As AI continues to integrate into daily life, the next frontier will likely extend beyond images to incorporate video, speech, and other sensory inputs, creating a seamless, multimodal AI experience.
For example, future versions of Aya Vision could enable:
- Video-based AI analysis to interpret real-time footage in multiple languages.
- Speech-to-visual understanding, where users describe a scene, and AI generates corresponding imagery.
- Interactive AI assistants that process both spoken language and visual inputs for more intuitive user experiences.
AyaVisionBench
In addition to releasing Aya Vision open weights, Cohere is introducing AyaVisionBench, a new benchmark suite designed to address the AI industry’s ‘evaluation crisis.’ Traditional benchmarks often rely on aggregate scores that fail to capture a model’s real-world proficiency. AyaVisionBench aims to correct this by offering:
- Probing Vision-Language Skills: AyaVisionBench rigorously tests a model’s capabilities in vision-language tasks, such as identifying differences between images and converting screenshots to code.

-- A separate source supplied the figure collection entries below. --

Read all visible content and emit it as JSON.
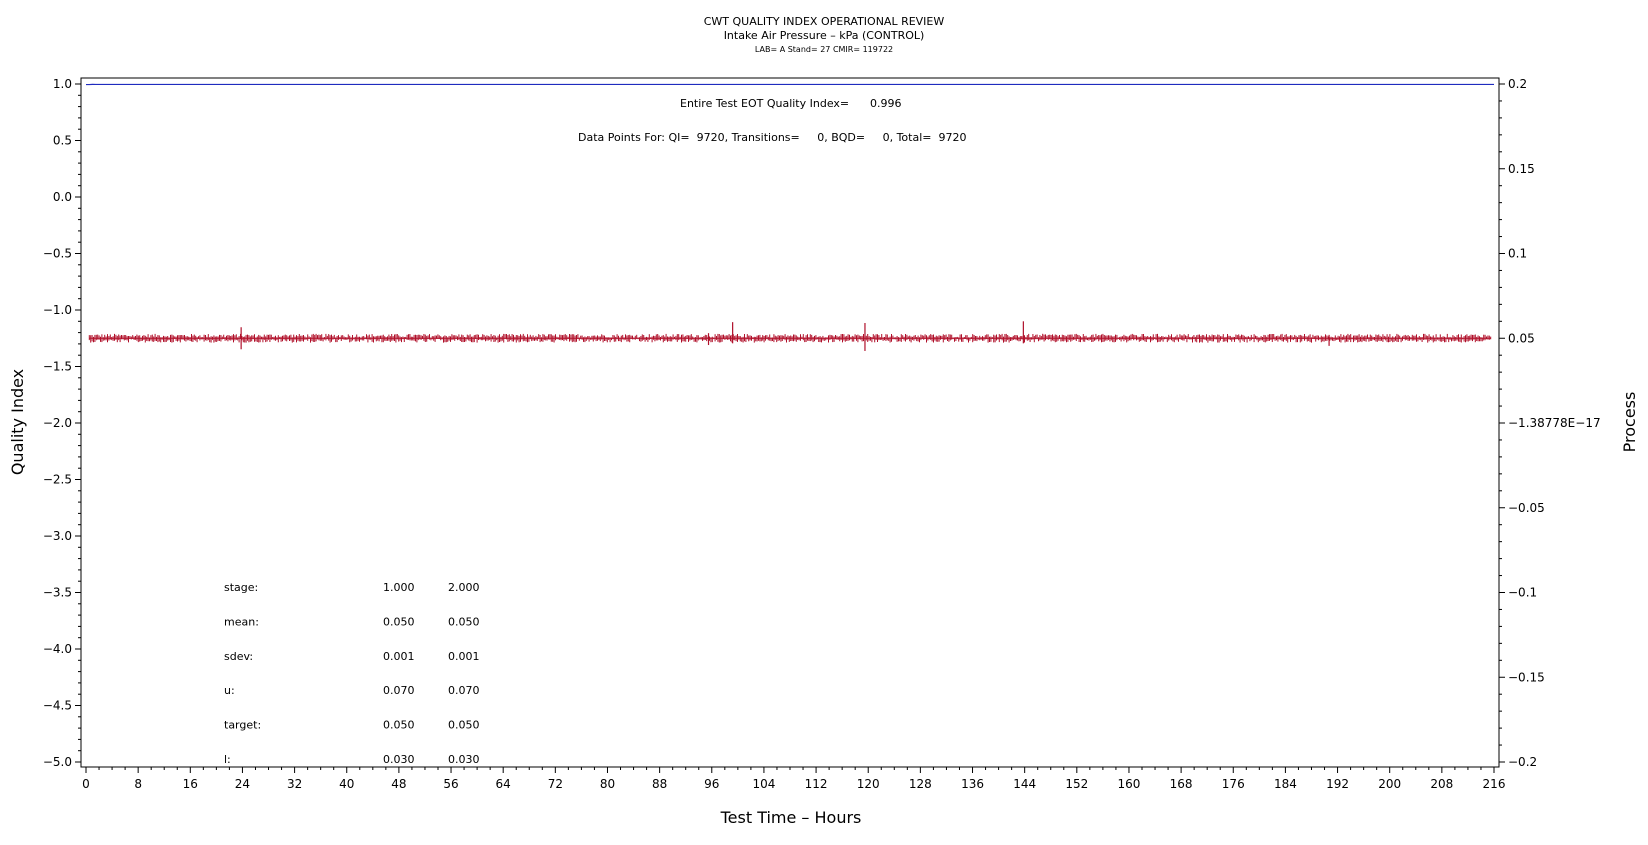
{
  "colors": {
    "qi_line": "#1f2bbf",
    "process_line": "#b0102a",
    "axis": "#000000"
  },
  "chart_data": {
    "type": "line",
    "title": "CWT QUALITY INDEX OPERATIONAL REVIEW",
    "subtitle": "Intake Air Pressure – kPa (CONTROL)",
    "subtitle2": "LAB= A Stand= 27 CMIR= 119722",
    "xlabel": "Test Time – Hours",
    "ylabel": "Quality Index",
    "y2label": "Process",
    "xlim": [
      0,
      216
    ],
    "ylim": [
      -5.0,
      1.0
    ],
    "y2lim": [
      -0.2,
      0.2
    ],
    "x_ticks": [
      "0",
      "8",
      "16",
      "24",
      "32",
      "40",
      "48",
      "56",
      "64",
      "72",
      "80",
      "88",
      "96",
      "104",
      "112",
      "120",
      "128",
      "136",
      "144",
      "152",
      "160",
      "168",
      "176",
      "184",
      "192",
      "200",
      "208",
      "216"
    ],
    "x_tick_values": [
      0,
      8,
      16,
      24,
      32,
      40,
      48,
      56,
      64,
      72,
      80,
      88,
      96,
      104,
      112,
      120,
      128,
      136,
      144,
      152,
      160,
      168,
      176,
      184,
      192,
      200,
      208,
      216
    ],
    "y_ticks": [
      "1.0",
      "0.5",
      "0.0",
      "−0.5",
      "−1.0",
      "−1.5",
      "−2.0",
      "−2.5",
      "−3.0",
      "−3.5",
      "−4.0",
      "−4.5",
      "−5.0"
    ],
    "y_tick_values": [
      1.0,
      0.5,
      0.0,
      -0.5,
      -1.0,
      -1.5,
      -2.0,
      -2.5,
      -3.0,
      -3.5,
      -4.0,
      -4.5,
      -5.0
    ],
    "y2_ticks": [
      "0.2",
      "0.15",
      "0.1",
      "0.05",
      "−1.38778E−17",
      "−0.05",
      "−0.1",
      "−0.15",
      "−0.2"
    ],
    "y2_tick_values": [
      0.2,
      0.15,
      0.1,
      0.05,
      0.0,
      -0.05,
      -0.1,
      -0.15,
      -0.2
    ],
    "grid": false,
    "series": [
      {
        "axis": "left",
        "x": [
          0,
          0.5,
          1.0,
          1.5,
          2.0,
          2.5,
          216
        ],
        "values": [
          0.995,
          0.995,
          0.997,
          0.996,
          0.996,
          0.996,
          0.996
        ]
      },
      {
        "axis": "right",
        "mean": 0.05,
        "band": 0.001,
        "x_range": [
          0.5,
          215.5
        ],
        "spikes": [
          {
            "x": 23.8,
            "low": 0.0435,
            "high": 0.0565
          },
          {
            "x": 95.5,
            "low": 0.046,
            "high": 0.053
          },
          {
            "x": 99.2,
            "low": 0.047,
            "high": 0.0595
          },
          {
            "x": 119.5,
            "low": 0.0425,
            "high": 0.059
          },
          {
            "x": 143.8,
            "low": 0.047,
            "high": 0.06
          },
          {
            "x": 190.7,
            "low": 0.0455,
            "high": 0.052
          }
        ]
      }
    ],
    "annotations": {
      "qi_label": "Entire Test EOT Quality Index=",
      "qi_value": "0.996",
      "points_text": "Data Points For: QI=  9720, Transitions=     0, BQD=     0, Total=  9720"
    },
    "stats_table": {
      "rows": [
        {
          "label": "stage:",
          "v1": "1.000",
          "v2": "2.000"
        },
        {
          "label": "mean:",
          "v1": "0.050",
          "v2": "0.050"
        },
        {
          "label": "sdev:",
          "v1": "0.001",
          "v2": "0.001"
        },
        {
          "label": "u:",
          "v1": "0.070",
          "v2": "0.070"
        },
        {
          "label": "target:",
          "v1": "0.050",
          "v2": "0.050"
        },
        {
          "label": "l:",
          "v1": "0.030",
          "v2": "0.030"
        }
      ]
    }
  }
}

- Providing a Robust Framework: It establishes a more ‘broad and challenging’ evaluation framework for assessing cross-lingual and multimodal AI understanding.
- Pushing Multilingual Evaluation Forward: The evaluation set is openly available to the research community, fostering advancements in multilingual multimodal evaluations.
Cohere is creating a standard for the AI business by focussing on multiple languages, computational efficiency, and responsible openness. Whether Aya’s hybrid model governance will become the new standard remains to be seen, but it undeniably challenges the prevailing dichotomy between fully open and closed AI ecosystems.